Donna Nelson is a talented organic chemist in her own right, but she is better known for drawing evidence-backed attention to the lack of gender and ethnic diversity among faculty in top science departments through her Nelson Diversity Surveys. If one looked, it has always been clear to see that this underrepresentation exists and, thanks to Nelson, we now have statistics to point to to back us up and help us improve the situation.

Nelson was born and raised in Eufaula, Oklahoma, the heart of the Muscogee Creek Nation. She studied chemistry at the University of Oklahoma and went on to receive a PhD from the University of Texas at Austin followed by post-doctoral research at Purdue University before returning to the University of Oklahoma as a faculty member (the only woman (not to mention, mother) and Native American in her department) in 1983, where she is currently a Professor of Chemistry.

Her organic chemistry research has included work on single-walled carbon nanotubes (SWCNTs). She developed a way to apply a common technique called nuclear magnetic resonance spectroscopy (NMR) to study how these molecules react with other molecules. To further advance her research, she worked as a visiting scholar at MIT and in 2016, she served as President of the American Chemical Society (ACS)

She also collaborated with Native American tribes to address diabetes in their communities and is active with SACNAS (the Society for the Advancement of Chicanos/Hispanics and Native Americans in Science).

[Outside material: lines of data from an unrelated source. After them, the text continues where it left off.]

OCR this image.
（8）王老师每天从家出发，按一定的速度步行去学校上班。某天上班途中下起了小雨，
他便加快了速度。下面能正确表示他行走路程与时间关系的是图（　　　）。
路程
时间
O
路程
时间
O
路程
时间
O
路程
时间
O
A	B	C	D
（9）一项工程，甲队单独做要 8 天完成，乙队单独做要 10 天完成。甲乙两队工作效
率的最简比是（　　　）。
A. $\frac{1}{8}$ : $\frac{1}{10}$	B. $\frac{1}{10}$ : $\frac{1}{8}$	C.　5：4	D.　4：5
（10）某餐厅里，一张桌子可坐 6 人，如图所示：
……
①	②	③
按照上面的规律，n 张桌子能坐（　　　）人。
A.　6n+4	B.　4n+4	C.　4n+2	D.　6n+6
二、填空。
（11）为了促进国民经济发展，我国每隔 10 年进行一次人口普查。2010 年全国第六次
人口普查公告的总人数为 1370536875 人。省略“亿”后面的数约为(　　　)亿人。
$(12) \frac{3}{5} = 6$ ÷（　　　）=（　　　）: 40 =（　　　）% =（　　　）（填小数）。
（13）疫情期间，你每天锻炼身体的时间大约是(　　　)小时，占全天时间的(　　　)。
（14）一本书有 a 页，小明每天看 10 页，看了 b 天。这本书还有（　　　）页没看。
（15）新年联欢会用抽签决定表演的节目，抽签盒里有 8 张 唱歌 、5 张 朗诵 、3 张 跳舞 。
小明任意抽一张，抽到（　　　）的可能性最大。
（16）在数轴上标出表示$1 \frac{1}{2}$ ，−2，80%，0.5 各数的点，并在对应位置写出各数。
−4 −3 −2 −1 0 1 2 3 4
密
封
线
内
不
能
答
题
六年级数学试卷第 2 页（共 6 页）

Nelson wants to make sure that the science people see is always right – whether it be in a textbook (she has led missions to fix undergraduate organic chemistry textbook errors) or on TV – she served as a science advisor for Breaking Bad.

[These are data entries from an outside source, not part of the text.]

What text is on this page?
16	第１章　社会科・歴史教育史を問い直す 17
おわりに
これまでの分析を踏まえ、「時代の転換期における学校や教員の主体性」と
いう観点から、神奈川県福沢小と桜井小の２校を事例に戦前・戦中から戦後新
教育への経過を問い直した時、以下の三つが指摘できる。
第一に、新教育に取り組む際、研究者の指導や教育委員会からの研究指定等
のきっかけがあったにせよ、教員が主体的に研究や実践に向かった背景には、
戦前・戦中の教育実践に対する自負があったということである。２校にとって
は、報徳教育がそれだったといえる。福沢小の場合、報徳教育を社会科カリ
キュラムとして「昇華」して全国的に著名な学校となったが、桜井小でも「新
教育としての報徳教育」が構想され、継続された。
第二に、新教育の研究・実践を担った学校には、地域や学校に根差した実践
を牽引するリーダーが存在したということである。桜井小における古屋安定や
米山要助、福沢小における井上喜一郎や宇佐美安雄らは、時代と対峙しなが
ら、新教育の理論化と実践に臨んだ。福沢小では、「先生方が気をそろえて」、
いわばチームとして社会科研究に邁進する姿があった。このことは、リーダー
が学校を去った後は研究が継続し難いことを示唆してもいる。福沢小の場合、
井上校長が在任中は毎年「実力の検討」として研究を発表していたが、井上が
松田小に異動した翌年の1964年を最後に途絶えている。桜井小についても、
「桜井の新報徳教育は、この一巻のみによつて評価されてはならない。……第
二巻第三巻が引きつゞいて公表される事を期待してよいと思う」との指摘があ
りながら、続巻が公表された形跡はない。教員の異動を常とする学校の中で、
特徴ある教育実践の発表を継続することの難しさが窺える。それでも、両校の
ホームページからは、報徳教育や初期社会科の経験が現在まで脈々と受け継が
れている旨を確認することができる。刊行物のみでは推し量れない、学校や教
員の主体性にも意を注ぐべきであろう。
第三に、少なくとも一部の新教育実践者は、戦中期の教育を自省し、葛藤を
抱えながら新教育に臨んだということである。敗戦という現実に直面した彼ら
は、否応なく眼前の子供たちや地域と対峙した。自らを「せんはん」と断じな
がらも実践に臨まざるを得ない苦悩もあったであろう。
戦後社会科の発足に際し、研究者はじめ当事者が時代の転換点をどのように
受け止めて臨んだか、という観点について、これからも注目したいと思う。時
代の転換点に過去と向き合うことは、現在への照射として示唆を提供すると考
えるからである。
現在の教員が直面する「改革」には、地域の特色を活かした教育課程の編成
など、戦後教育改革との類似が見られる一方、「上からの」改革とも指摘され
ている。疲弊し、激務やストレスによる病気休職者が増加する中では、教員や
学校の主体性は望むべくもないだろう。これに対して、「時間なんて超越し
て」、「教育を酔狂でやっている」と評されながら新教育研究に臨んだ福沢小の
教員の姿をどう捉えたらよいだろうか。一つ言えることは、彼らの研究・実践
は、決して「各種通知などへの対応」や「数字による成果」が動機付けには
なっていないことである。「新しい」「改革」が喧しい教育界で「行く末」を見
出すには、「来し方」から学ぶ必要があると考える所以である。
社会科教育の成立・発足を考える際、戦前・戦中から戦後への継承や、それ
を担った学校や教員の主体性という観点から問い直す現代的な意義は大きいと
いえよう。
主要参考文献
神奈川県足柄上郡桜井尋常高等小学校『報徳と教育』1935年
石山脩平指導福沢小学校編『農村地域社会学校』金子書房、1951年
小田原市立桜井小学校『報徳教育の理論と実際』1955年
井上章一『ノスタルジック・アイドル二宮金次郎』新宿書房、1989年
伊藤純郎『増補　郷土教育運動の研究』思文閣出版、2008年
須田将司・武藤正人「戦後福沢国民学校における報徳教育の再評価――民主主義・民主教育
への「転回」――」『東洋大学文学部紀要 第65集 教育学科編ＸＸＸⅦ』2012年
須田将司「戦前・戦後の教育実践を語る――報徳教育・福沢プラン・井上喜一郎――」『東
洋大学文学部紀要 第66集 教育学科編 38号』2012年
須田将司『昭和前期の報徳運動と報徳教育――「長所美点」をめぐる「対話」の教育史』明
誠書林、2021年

Beginning in the early 2000s, she conducted what came to be known as the Nelson Diversity Surveys – a comprehensive look at diversity among tenured and tenure-track faculty in the science departments of “top” (in terms of federal funding) science departments. These were the first national surveys of this kind and while the picture she found was often grim, these surveys have provided valuable evidence to back up pushes for increased diversity. The surveys have been frequently cited, and its data has even been used by the US’ Government Accountability Office with regards to Title IX.

Data have been collected in 2002, 2005, 2007, and 2012 and can be found here:

In addition to some pushback from people happy with the status quo, her work has earned her a Woman of Courage Award from the National Organization for Women.